Bear in Heaven is Jon Philpot, a musician residing in New York who made up the "analog" half of the criminally underrated and ignored duo Presocratics who in 2000 and 2002 released, on Table of the Elements, two of the strangest and most pleasing discs of experimental music I've heard in quite a while. Presocratics (Philpot and Need Windham on electronics) featured expanded noise and electronic soundscapes coupled with spare and often gorgeous songs, culminating on their debut Works and Days with a straight and unironic cover of Mancini's "Moon River" complete with a strings, brass, harp, and percussion. To say that it's a strange and beautiful moment of music would be a gross understatement. Bear in Heaven, not surprisingly, seems to have taken lush, gorgeous half of the Presocratics albums and expanded his scope somewhat to include slightly more traditional structures, and, in fact, the 4-song EP could be heard as a strange sonata with each track bearing a different section of the classical form: "My Chair" (introduction), "Reserve This Song" (exposition), "Falling Star" (development), and "The Nature of Reality" (recapitulation). While it's safe to say that Philpot wasn't thinking about Beethoven or Mozart when he wrote these songs, it serves as a fitting description for a record that so beautifully does something new and interesting with an age old model: the pop song.
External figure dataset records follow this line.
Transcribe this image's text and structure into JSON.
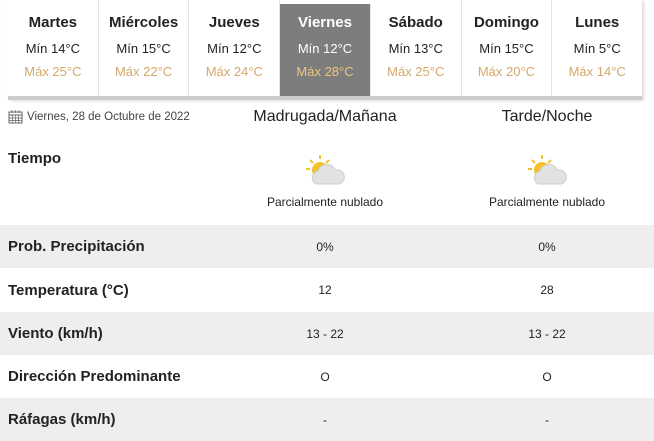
{
  "days": [
    {
      "day": "Martes",
      "min": "Mín 14°C",
      "max": "Máx 25°C"
    },
    {
      "day": "Miércoles",
      "min": "Mín 15°C",
      "max": "Máx 22°C"
    },
    {
      "day": "Jueves",
      "min": "Mín 12°C",
      "max": "Máx 24°C"
    },
    {
      "day": "Viernes",
      "min": "Mín 12°C",
      "max": "Máx 28°C",
      "active": true
    },
    {
      "day": "Sábado",
      "min": "Mín 13°C",
      "max": "Máx 25°C"
    },
    {
      "day": "Domingo",
      "min": "Mín 15°C",
      "max": "Máx 20°C"
    },
    {
      "day": "Lunes",
      "min": "Mín 5°C",
      "max": "Máx 14°C"
    }
  ],
  "date": "Viernes, 28 de Octubre de 2022",
  "columns": [
    "Madrugada/Mañana",
    "Tarde/Noche"
  ],
  "rows": [
    {
      "label": "Tiempo",
      "values": [
        "Parcialmente nublado",
        "Parcialmente nublado"
      ],
      "icon": "partly-cloudy-icon"
    },
    {
      "label": "Prob. Precipitación",
      "values": [
        "0%",
        "0%"
      ]
    },
    {
      "label": "Temperatura (°C)",
      "values": [
        "12",
        "28"
      ]
    },
    {
      "label": "Viento (km/h)",
      "values": [
        "13 - 22",
        "13 - 22"
      ]
    },
    {
      "label": "Dirección Predominante",
      "values": [
        "O",
        "O"
      ]
    },
    {
      "label": "Ráfagas (km/h)",
      "values": [
        "-",
        "-"
      ]
    }
  ],
  "colors": {
    "active_tab": "#7d7d7d",
    "max_temp": "#d4a86a",
    "stripe": "#eeeeee"
  }
}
Much of Tunes Next Door to Songs is based on very simple harmonies, leaving the task of creating interest and drama to the music's subtle twists and turns of form and instrumentation. Each new instrument's entrance seems perfectly placed and with the inclusion of a staggering number of instruments and voices (guitar, drones, drums, bass, strings, woodwinds, brass, male and female singing, handclaps, melodica, etc.) the EP exists not only as an example of careful and unique songwriting but also as an incredible achievement in arranging and recording. Given the amount of material and resources Philpot clearly has at his disposal it's amazing the amount of restraint he shows. At no point does any song sound overblown or overproduced; rather, each song seems to have been given exactly what it needed, no more or less than necessary. Similarly, he easily could have included more than four songs but instead chose restraint, releasing these four songs that function so perfectly as an independent musical idea. It's criminal that this EP has, for the most part, been released completely under the radar of almost all music listeners. Do what you can to find it.
Eastern Developments, if you're reading this, it's impossible to find this CD. How about a little distribution for one of the best CDs to have been released this year?